In his own words, he explains the affect that is produced when he listens to the Mexican-accentuated Spanish spoken at home. He states how this is his own private language, to be spoken with the family only.

In contrast, he explains:

In public, my father and mother spoke a hesitant, accented, not always grammatical English. And they would have to strain—their bodies tense—to catch the sense of what was rapidly said by los gringos. At home they spoke Spanish. The language of their Mexican past sounded in counterpoint to the English of public society. The words would come quickly, with ease. Conveyed through those sounds was the pleasing, soothing, consoling reminder of being at home.

Clearly dividing Spanish as a private language and English as a public language, Richard views English as a "tool to run his mother's errands". Everything spoken in English belongs to his public life. He was to be Spanish at home only.

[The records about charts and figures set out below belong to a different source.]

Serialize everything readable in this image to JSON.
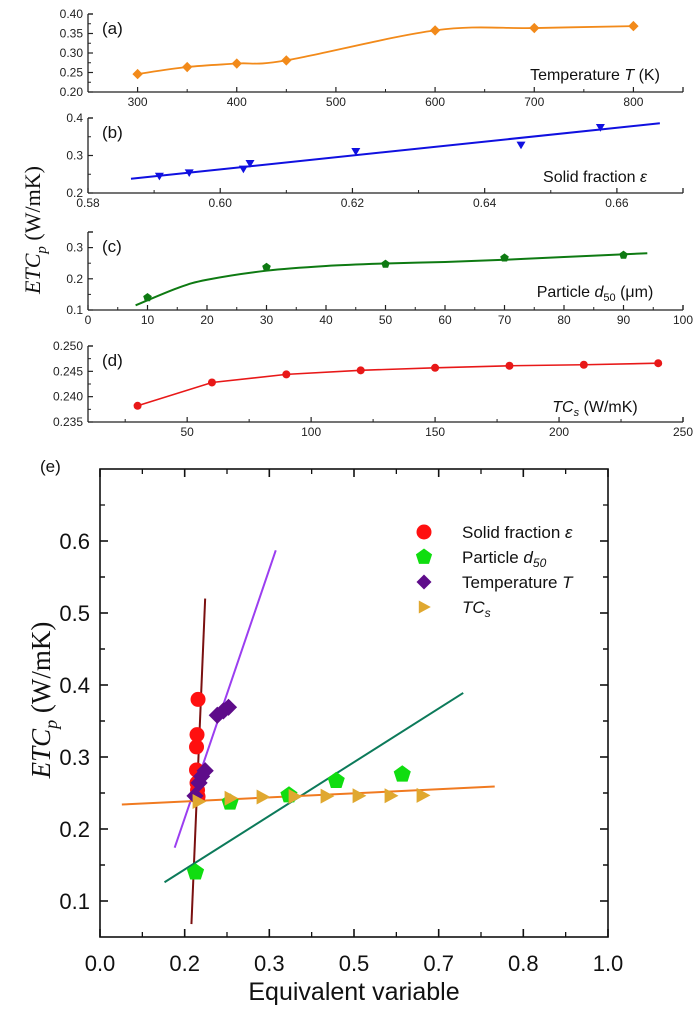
{
  "chart_data": [
    {
      "id": "a",
      "type": "line",
      "panel_label": "(a)",
      "xlabel": "Temperature T (K)",
      "xlabel_parts": {
        "pre": "Temperature ",
        "ital": "T",
        "post": " (K)"
      },
      "ylabel": "ETCp (W/mK)",
      "xlim": [
        250,
        850
      ],
      "ylim": [
        0.2,
        0.4
      ],
      "xticks": [
        300,
        400,
        500,
        600,
        700,
        800
      ],
      "xtick_labels": [
        "300",
        "400",
        "500",
        "600",
        "700",
        "800"
      ],
      "yticks": [
        0.2,
        0.25,
        0.3,
        0.35,
        0.4
      ],
      "ytick_labels": [
        "0.20",
        "0.25",
        "0.30",
        "0.35",
        "0.40"
      ],
      "color": "#f28a1a",
      "marker": "diamond",
      "series": [
        {
          "name": "Temperature T",
          "x": [
            300,
            350,
            400,
            450,
            600,
            700,
            800
          ],
          "y": [
            0.246,
            0.264,
            0.273,
            0.281,
            0.358,
            0.364,
            0.369
          ]
        }
      ]
    },
    {
      "id": "b",
      "type": "scatter",
      "panel_label": "(b)",
      "xlabel": "Solid fraction ε",
      "xlabel_parts": {
        "pre": "Solid fraction ",
        "ital": "ε",
        "post": ""
      },
      "xlim": [
        0.58,
        0.67
      ],
      "ylim": [
        0.2,
        0.4
      ],
      "xticks": [
        0.58,
        0.6,
        0.62,
        0.64,
        0.66
      ],
      "xtick_labels": [
        "0.58",
        "0.60",
        "0.62",
        "0.64",
        "0.66"
      ],
      "yticks": [
        0.2,
        0.3,
        0.4
      ],
      "ytick_labels": [
        "0.2",
        "0.3",
        "0.4"
      ],
      "color": "#1010e0",
      "marker": "triangle-down",
      "series": [
        {
          "name": "Solid fraction ε",
          "x": [
            0.5908,
            0.5953,
            0.6035,
            0.6045,
            0.6205,
            0.6455,
            0.6575
          ],
          "y": [
            0.245,
            0.254,
            0.264,
            0.279,
            0.311,
            0.328,
            0.375
          ]
        }
      ],
      "fit_line": {
        "x": [
          0.5865,
          0.6665
        ],
        "y": [
          0.238,
          0.386
        ]
      }
    },
    {
      "id": "c",
      "type": "line",
      "panel_label": "(c)",
      "xlabel": "Particle d50 (μm)",
      "xlabel_parts": {
        "pre": "Particle ",
        "ital": "d",
        "sub": "50",
        "post": " (μm)"
      },
      "xlim": [
        0,
        100
      ],
      "ylim": [
        0.1,
        0.35
      ],
      "xticks": [
        0,
        10,
        20,
        30,
        40,
        50,
        60,
        70,
        80,
        90,
        100
      ],
      "xtick_labels": [
        "0",
        "10",
        "20",
        "30",
        "40",
        "50",
        "60",
        "70",
        "80",
        "90",
        "100"
      ],
      "yticks": [
        0.1,
        0.2,
        0.3
      ],
      "ytick_labels": [
        "0.1",
        "0.2",
        "0.3"
      ],
      "color": "#0e7a12",
      "marker": "pentagon",
      "series": [
        {
          "name": "Particle d50",
          "x": [
            10,
            30,
            50,
            70,
            90
          ],
          "y": [
            0.14,
            0.237,
            0.247,
            0.267,
            0.276
          ]
        }
      ],
      "fit_curve": {
        "x": [
          8,
          15,
          20,
          30,
          40,
          50,
          60,
          70,
          80,
          94
        ],
        "y": [
          0.115,
          0.17,
          0.197,
          0.226,
          0.241,
          0.249,
          0.254,
          0.261,
          0.27,
          0.282
        ]
      }
    },
    {
      "id": "d",
      "type": "line",
      "panel_label": "(d)",
      "xlabel": "TCs (W/mK)",
      "xlabel_parts": {
        "pre": "",
        "ital": "TC",
        "isub": "s",
        "post": " (W/mK)"
      },
      "xlim": [
        10,
        250
      ],
      "ylim": [
        0.235,
        0.25
      ],
      "xticks": [
        50,
        100,
        150,
        200,
        250
      ],
      "xtick_labels": [
        "50",
        "100",
        "150",
        "200",
        "250"
      ],
      "yticks": [
        0.235,
        0.24,
        0.245,
        0.25
      ],
      "ytick_labels": [
        "0.235",
        "0.240",
        "0.245",
        "0.250"
      ],
      "color": "#e81818",
      "marker": "circle",
      "series": [
        {
          "name": "TCs",
          "x": [
            30,
            60,
            90,
            120,
            150,
            180,
            210,
            240
          ],
          "y": [
            0.2382,
            0.2428,
            0.2444,
            0.2452,
            0.2457,
            0.2461,
            0.2463,
            0.2466
          ]
        }
      ]
    },
    {
      "id": "e",
      "type": "scatter",
      "panel_label": "(e)",
      "xlabel": "Equivalent variable",
      "ylabel": "ETCp (W/mK)",
      "xlim": [
        0.0,
        1.0
      ],
      "ylim": [
        0.05,
        0.7
      ],
      "xticks": [
        0.0,
        0.1667,
        0.3333,
        0.5,
        0.6667,
        0.8333,
        1.0
      ],
      "xtick_labels": [
        "0.0",
        "0.2",
        "0.3",
        "0.5",
        "0.7",
        "0.8",
        "1.0"
      ],
      "yticks": [
        0.1,
        0.2,
        0.3,
        0.4,
        0.5,
        0.6
      ],
      "ytick_labels": [
        "0.1",
        "0.2",
        "0.3",
        "0.4",
        "0.5",
        "0.6"
      ],
      "legend_position": "top-right",
      "series": [
        {
          "name": "Solid fraction ε",
          "legend": {
            "pre": "Solid fraction ",
            "ital": "ε"
          },
          "marker": "circle",
          "color": "#ff1010",
          "x": [
            0.193,
            0.192,
            0.191,
            0.19,
            0.19,
            0.191,
            0.193
          ],
          "y": [
            0.245,
            0.254,
            0.264,
            0.282,
            0.314,
            0.331,
            0.38
          ]
        },
        {
          "name": "Particle d50",
          "legend": {
            "pre": "Particle ",
            "ital": "d",
            "isub": "50"
          },
          "marker": "pentagon",
          "color": "#10dd10",
          "x": [
            0.188,
            0.256,
            0.372,
            0.465,
            0.595
          ],
          "y": [
            0.14,
            0.237,
            0.247,
            0.267,
            0.276
          ]
        },
        {
          "name": "Temperature T",
          "legend": {
            "pre": "Temperature ",
            "ital": "T"
          },
          "marker": "diamond",
          "color": "#5e0c8a",
          "x": [
            0.187,
            0.195,
            0.2,
            0.207,
            0.231,
            0.243,
            0.253
          ],
          "y": [
            0.246,
            0.264,
            0.273,
            0.281,
            0.358,
            0.364,
            0.369
          ]
        },
        {
          "name": "TCs",
          "legend": {
            "pre": "",
            "ital": "TC",
            "isub": "s"
          },
          "marker": "triangle-right",
          "color": "#e0a830",
          "x": [
            0.194,
            0.257,
            0.32,
            0.383,
            0.446,
            0.509,
            0.572,
            0.635
          ],
          "y": [
            0.2382,
            0.2428,
            0.2444,
            0.2452,
            0.2457,
            0.2461,
            0.2463,
            0.2466
          ]
        }
      ],
      "fit_lines": [
        {
          "name": "Solid fraction fit",
          "color": "#7a1010",
          "x": [
            0.18,
            0.207
          ],
          "y": [
            0.068,
            0.52
          ]
        },
        {
          "name": "Temperature fit",
          "color": "#9b3ef0",
          "x": [
            0.147,
            0.346
          ],
          "y": [
            0.174,
            0.587
          ]
        },
        {
          "name": "Particle fit",
          "color": "#0c7a5a",
          "x": [
            0.127,
            0.715
          ],
          "y": [
            0.126,
            0.389
          ]
        },
        {
          "name": "TCs fit",
          "color": "#f07a20",
          "x": [
            0.043,
            0.777
          ],
          "y": [
            0.234,
            0.259
          ]
        }
      ]
    }
  ],
  "shared_ylabel": {
    "main": "ETC",
    "sub": "p",
    "units": " (W/mK)"
  }
}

During those years when I was first conscious of hearing, my mother and father addressed me only in Spanish; in Spanish I learned to reply. By contrast, English (ingles), rarely heard in the house, was the language I came to associate with gringos. I learned my first words of English overhearing my parents speak to strangers. At five years of age, I knew just enough English for my mother to trust me on errands to stores one block away. No more.

Therefore, a child who is becoming exposed to English more so than his parents, will end up assimilating the target language as much as their own native tongue. The unique way in which the Rodriguez family spoke gave them their their family identity. Speaking English, will no longer be a public language for Richard and will become also a part of his social and private lives. The two worlds will merge, and Richard will no longer be a Mexican kid, but full fledged American.